I've been trying to figure out how to do the collaboration part of real-time collaboration, and I've found a lot over the past week. I've been meaning to do an actual blog entry that tries to explain all the algorithms succinctly (but with examples), but in the mean-time, I've made a post on Quora with a short summary of what I've found: http://www.quora.com/What-are-good-frameworks-for-real-time-collaboration-in-a-web-application?__snid__=688223#answer_30021. If you don't know about Quora, it's an awesome new real-time Q&A site that has a lot of smart people answering questions. If you don't have an account on Quora, this is the paste of what I wrote:
Question: What are good frameworks for real-time collaboration in a web application?
I am probably going to go into more detail about this later, but in case people are curious, this is what I found. I've added links to articles that don't require an ACM subscription where I could. First, here are the possible algorithms you can use:
- Operational transformations. This is a term for a set of different algorithms that let you do real-time collaboration in a generic way. It's what Google Wave, Etherpad, and Subethaedit use. There are a few ways to implement this algorithm:
- A fully decentralized approach. This algorithm is described in the first real paper on real-time collaboration here: http://www.itu.dk/stud/speciale/.... The algorithm is a peer-to-peer way of doing things. The paper is actually very readable (coming from someone who gets easily intimidated by academia), but as far as I know, no real-time collaboration system actually implements this algorithm other than GROVE (though it is provably correct).
- Client-server model.
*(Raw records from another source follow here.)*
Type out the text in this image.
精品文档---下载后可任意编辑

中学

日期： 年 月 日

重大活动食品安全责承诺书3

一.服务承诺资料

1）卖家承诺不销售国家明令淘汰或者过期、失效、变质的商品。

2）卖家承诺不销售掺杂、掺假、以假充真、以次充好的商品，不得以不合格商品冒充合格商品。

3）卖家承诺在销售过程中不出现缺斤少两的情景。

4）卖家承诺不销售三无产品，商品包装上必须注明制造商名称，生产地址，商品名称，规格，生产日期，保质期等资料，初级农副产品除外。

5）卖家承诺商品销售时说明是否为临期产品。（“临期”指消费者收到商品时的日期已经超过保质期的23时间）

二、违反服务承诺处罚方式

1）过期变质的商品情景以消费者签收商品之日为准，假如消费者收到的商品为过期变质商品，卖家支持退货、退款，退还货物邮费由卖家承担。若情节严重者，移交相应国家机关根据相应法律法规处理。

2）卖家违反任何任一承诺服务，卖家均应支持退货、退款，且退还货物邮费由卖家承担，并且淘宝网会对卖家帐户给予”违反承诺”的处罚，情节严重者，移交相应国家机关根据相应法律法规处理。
The algorithm used here is much simpler than the one used for peer-to-peer collaboration, but requires you to have a central server that all the clients can talk to. This algorithm is described here: ftp://ftp.lambda.moo.mud.org/pub/MOO/p... . This paper is also very readable, though they do kind of skip over explaining how their model actually applies when you have multiple clients. I explain a bit more about how that actually works in my stack overflow answer here: http://stackoverflow.com/questio... .
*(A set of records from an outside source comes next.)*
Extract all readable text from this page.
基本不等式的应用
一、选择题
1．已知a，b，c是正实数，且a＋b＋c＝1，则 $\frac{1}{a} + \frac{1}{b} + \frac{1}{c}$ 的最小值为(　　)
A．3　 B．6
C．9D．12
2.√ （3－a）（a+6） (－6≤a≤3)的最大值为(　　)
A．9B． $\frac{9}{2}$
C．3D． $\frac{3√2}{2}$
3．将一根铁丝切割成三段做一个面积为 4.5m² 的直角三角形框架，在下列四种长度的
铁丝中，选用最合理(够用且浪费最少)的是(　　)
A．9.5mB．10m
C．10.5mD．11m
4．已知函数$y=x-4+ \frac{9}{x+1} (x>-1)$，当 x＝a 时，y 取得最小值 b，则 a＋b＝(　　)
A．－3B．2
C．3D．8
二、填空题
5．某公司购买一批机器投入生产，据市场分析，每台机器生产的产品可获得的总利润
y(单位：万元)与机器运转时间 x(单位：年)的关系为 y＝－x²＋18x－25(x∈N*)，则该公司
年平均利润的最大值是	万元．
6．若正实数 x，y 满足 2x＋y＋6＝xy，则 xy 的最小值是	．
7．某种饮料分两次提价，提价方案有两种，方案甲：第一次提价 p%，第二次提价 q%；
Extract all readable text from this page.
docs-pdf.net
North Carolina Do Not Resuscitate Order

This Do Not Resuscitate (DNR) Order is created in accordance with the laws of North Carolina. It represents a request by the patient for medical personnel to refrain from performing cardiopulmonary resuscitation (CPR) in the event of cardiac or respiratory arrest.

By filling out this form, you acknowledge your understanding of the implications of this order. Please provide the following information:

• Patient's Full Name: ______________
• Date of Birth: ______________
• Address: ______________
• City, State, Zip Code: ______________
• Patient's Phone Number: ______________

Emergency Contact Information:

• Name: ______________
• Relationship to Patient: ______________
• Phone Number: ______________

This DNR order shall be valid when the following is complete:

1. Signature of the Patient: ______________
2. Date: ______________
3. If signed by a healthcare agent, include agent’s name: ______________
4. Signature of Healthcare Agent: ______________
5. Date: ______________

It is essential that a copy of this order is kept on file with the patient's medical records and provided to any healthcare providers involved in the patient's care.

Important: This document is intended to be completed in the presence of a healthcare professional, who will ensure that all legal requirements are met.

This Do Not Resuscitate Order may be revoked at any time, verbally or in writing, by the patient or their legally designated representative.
- Google Wave approach. Wave actually uses the algorithm from b), with a slight change that allows them to reduce the amount of state the server needs to keep around. The Wave algorithm is described here: http://www.waveprotocol.org/whit.... It also has the advantage of being open source. If people aren't sure why their changes actually allow them to reduce the memory usage on a server, this is something I might expand upon later as it isn't the most obvious.
- Modification to Google Wave approach that doesn't introduce any latency into the network. The idea is to treat each client-server pair in a client-server model as a p2p network, and apply the algorithm from a). I made a post about it here: http://groups.google.com/group/wave-protocol/browse_thread/thread/8ffe6e7ab70d0ab. This is my own algorithm, and I haven't proven it, but it seems like it should work. It's more complicated than the Wave approach though and I probably wouldn't recommend actually using it.
- Differential synchronization. This is the algorithm used by Google Mobwrite and is described in more detail here: http://neil.fraser.name/writing/... . The idea behind this is to basically have "synchronization cycles" where diffs get sent to a server, merged there, and then the changes on the server get sent back to the client to get merged into the client's base. It's pretty simple to implement for plain-text, though thinking through how to do it for structured data, it seemed less easy.
- WOOT. It stands for "without operational transformations" and you can read more about it here: http://www.inria.fr/rrrt/rr-5580.... Instead of using diffs, WOOT sends a context for every action and each action is applied based on this context. It never deletes context, just marks things as hidden - so you can be sure that the context you use when sending an edit will exist.
- Total ordering of commands. This is the approach used by the Synchro library that builds on top of Google Wave: http://www.processwave.org/2010/.... With this approach, each client keeps around an array of actions it has taken that haven't yet been acknowledged by the server. When the client gets a new action, it reverts all of its unacknowledged actions, applies the new action, then re-applies its unacknowledged actions. For some subclass of applications, this can turn out to be simpler than a full operational transformation approach.
By the way, if you run across this paper while trying to find operational transformations (titled "An Updated Client-Server Real-time Collaborative Editor"), don't follow it: http://jcit.org/files/csc562-pro... . That algorithm does NOT work in all cases. I can provide details if people are interested.
If you don't want to implement these algorithms yourself, there are also a number of platforms that let you build real-time collaborative apps on top of them (as far as I know, they all use operational transformations to handle things generically). These include: 1) Google Wave
2) http://www.beweevee.com/
3) http://www.xtwip.com/
4) Probably others, but it seemed like they were mostly flash/silverlight/.NET/paid services, so I didn't look too much into it. Hope that helps!